O poeta Walmir Ayala é pouco lido porque é mal lido. Da família de Manuel Bandeira e Mário de Andrade, como eles sabia ocultar a arquitetura do poema, construindo versos que, aparentemente simples, a um olhar atento se revelam elaborados com rara perícia. Poucos hoje se dispõem a estudar os aspectos técnicos da criação poética, requisito necessário para que se perceba em que medida a espontaneidade do discurso lírico é deliberadamente simulada por meio de recursos manejados com maestria; no caso particular de Walmir, é ainda mais difícil percebê-lo por seu uso dos ritmos largos: mais facilmente se reconhece um redondilho do que o ritmo anapéstico de versos como “Esperei o momento oportuno/ e o desejo me foi negado”. A estes leitores, Walmir pode parecer um poeta fraco — não por deficiências de sua obra, mas por efeito de uma distorção de leitura: induzidos pelo que equivocadamente percebem como uma carência de recursos literários, não percebem como ele radicalizou a proposta de alargar os domínios da poesis, fazendo da escrita um instrumento para compreender e situar-se no mundo.

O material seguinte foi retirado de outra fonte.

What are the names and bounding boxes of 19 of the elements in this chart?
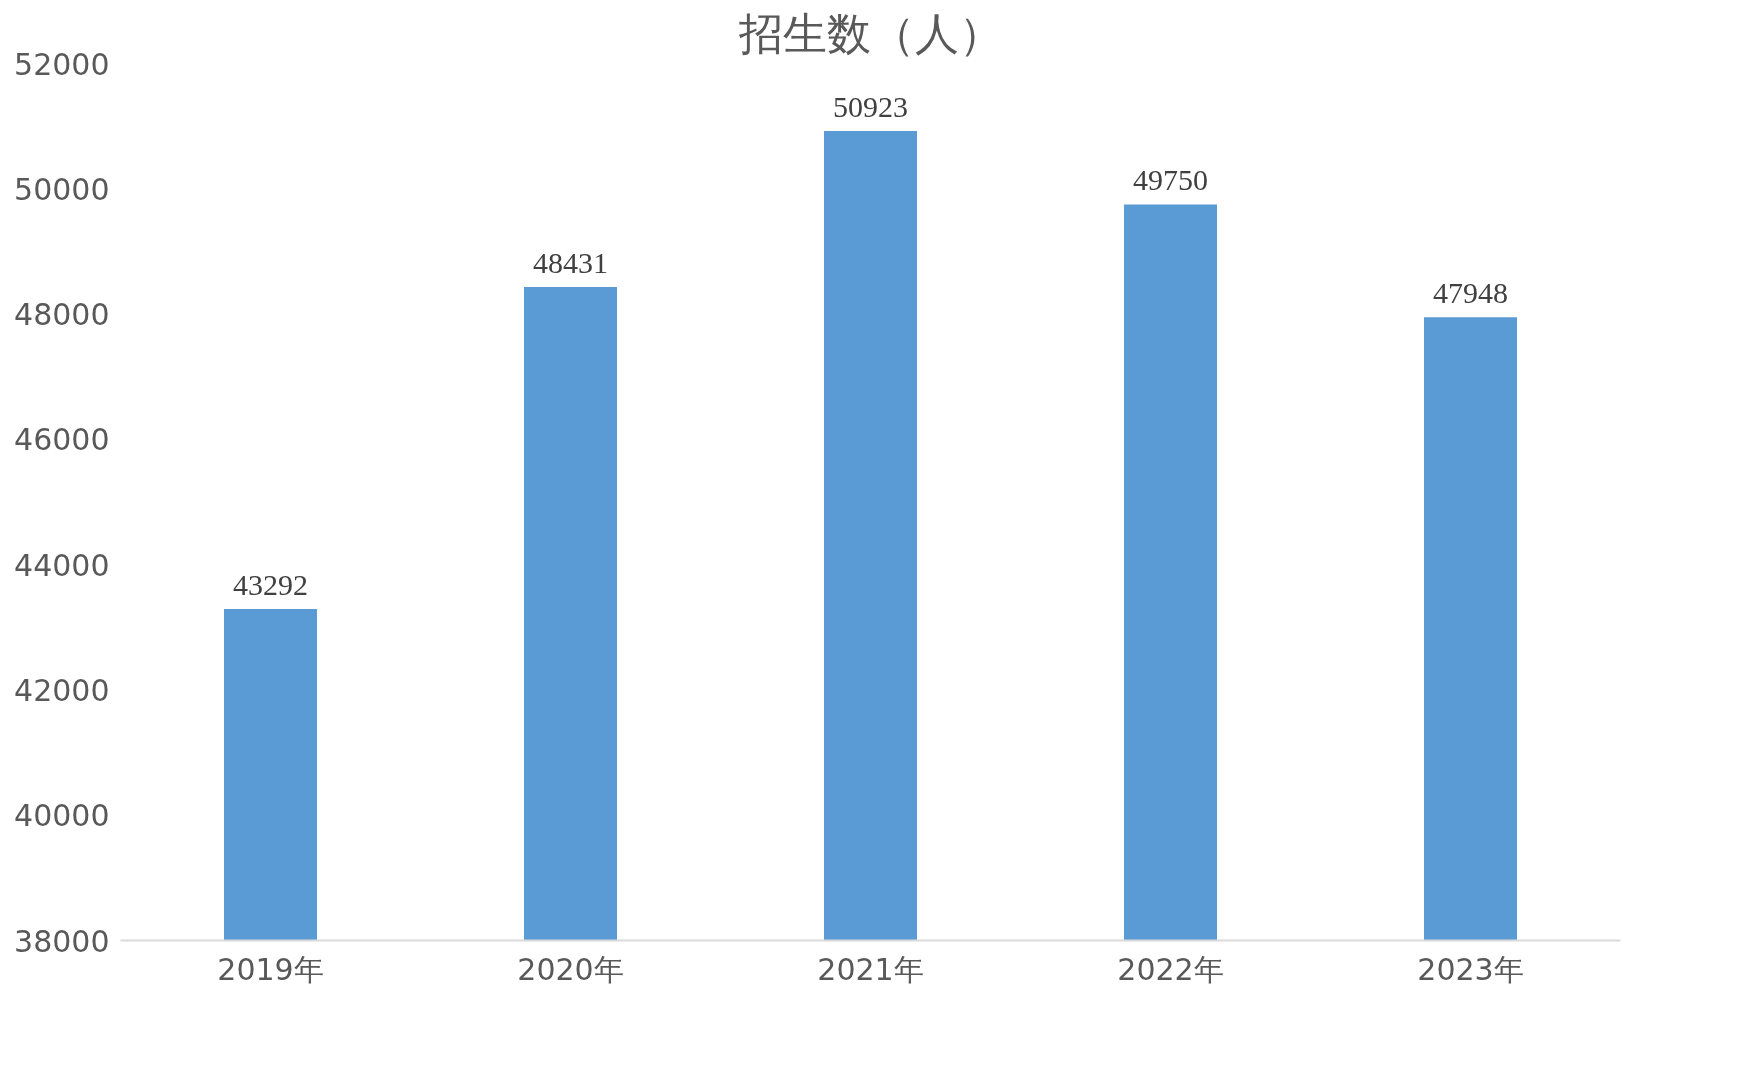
y-tick-label: 40000 <box>14 798 110 834</box>
y-tick-label: 52000 <box>14 46 110 82</box>
y-tick-label: 42000 <box>14 672 110 708</box>
data-label: 49750 <box>1133 163 1208 197</box>
x-tick-label: 2020年 <box>517 951 624 987</box>
y-tick-label: 50000 <box>14 171 110 207</box>
chart-title: 招生数（人） <box>737 7 1003 59</box>
x-tick-label: 2019年 <box>217 951 324 987</box>
data-label: 47948 <box>1433 276 1508 310</box>
x-tick-label: 2021年 <box>817 951 924 987</box>
y-tick-label: 44000 <box>14 547 110 583</box>
x-tick-label: 2023年 <box>1417 951 1524 987</box>
x-tick-label: 2022年 <box>1117 951 1224 987</box>
data-label: 43292 <box>233 567 308 601</box>
y-tick-label: 46000 <box>14 422 110 458</box>
data-label: 48431 <box>533 246 608 280</box>
y-tick-label: 48000 <box>14 297 110 333</box>
data-label: 50923 <box>833 89 908 123</box>
y-tick-label: 38000 <box>14 923 110 959</box>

Responsável pelo volume dedicado a Walmir Ayala na excelente coleção Melhores poemas, Marco Lucchesi não apenas preparou uma valiosa antologia, compilando textos representativos dos vários desdobramentos da vasta produção ayaliana, como também assina um primoroso prefácio, no qual examina aspectos fulcrais de um corpus lírico que (adequadamente) qualifica como “vasto, plural e descontínuo”. Se Walmir escreveu muito e se freqüentemente repensou sua dicção poética, assim o fez por escrever não por capricho, mas por uma necessidade existencial; e, se ao leitor leviano compreender a trajetória subjacente a essas variações pode parecer um obstáculo intransponível, o leitor apurado fará o que fez Lucchesi em seu texto: perscrutará as inquietações da poesia à procura de um sentido fundamental.
Pode-se assim perceber que a descontinuidade textual vela um questionamento profundo, já presente no inaugural Face dispersa (1955), vinculado a um insuperável sentimento de exílio metafísico. Os últimos versos de Motivo dos lírios oferecem uma clave para a compreensão da obra ayaliana: ao afirmar que os lírios na mesa vazia “Serão musicalmente desfolhados pelo peso das horas,/ para que a brevidade os deixe gravados em saudades nos meus olhos/ não como as minhas mãos expulsas da saudade de Deus”, Walmir nos permite conceber o poeta como aquele que, diante da transitoriedade das coisas, assume a tarefa de cristalizar significados — algo indispensável, não sendo eles concedidos por um Deus que é só ausência. Ao longo de mais de três décadas de atividade poética, Ayala se dedicará a esse encargo, à luz do qual se pode compreender sua incansável disposição para repensar a própria poesia: como encontrar o verbo em que se encerra o mundo? Em Os reinos e as vestes (1986), escreverá: “Dormem os vivos e estou vivo/ tecendo a malha do sono”.
Ante um Deus concebido como uma hipótese necessária — “Creio em mim. Creio em ti. Deus onde mora?/ Na vontade de crer que me consente/ humano e ardente”, escreve em Questionário (1967) — o poeta-Criador Ayala visita obsessivamente dois temas: o silêncio e a solidão. É um desterrado, como o são todos os homens; por isso, ninguém o ouve — e nada lhe responde o Deus-Narciso que, inebriado pela contemplação de si mesmo, jamais se revela. Na espécie de autobiografia literária que esboçou na Arte poética, Walmir relatou como abandonou a ilusão adolescente de “escrever poemas eternos” e passou a pousar “o coração da poesia na bandeja das coisas que passam”; o que, para ele, não significava poetizar o trivial, mas forjar com palavras sentidos que absorvessem as contingências em nome da plena afirmação da vida — ambiciosa e elevada tarefa que escapa aos olhos afeitos a trivialidades.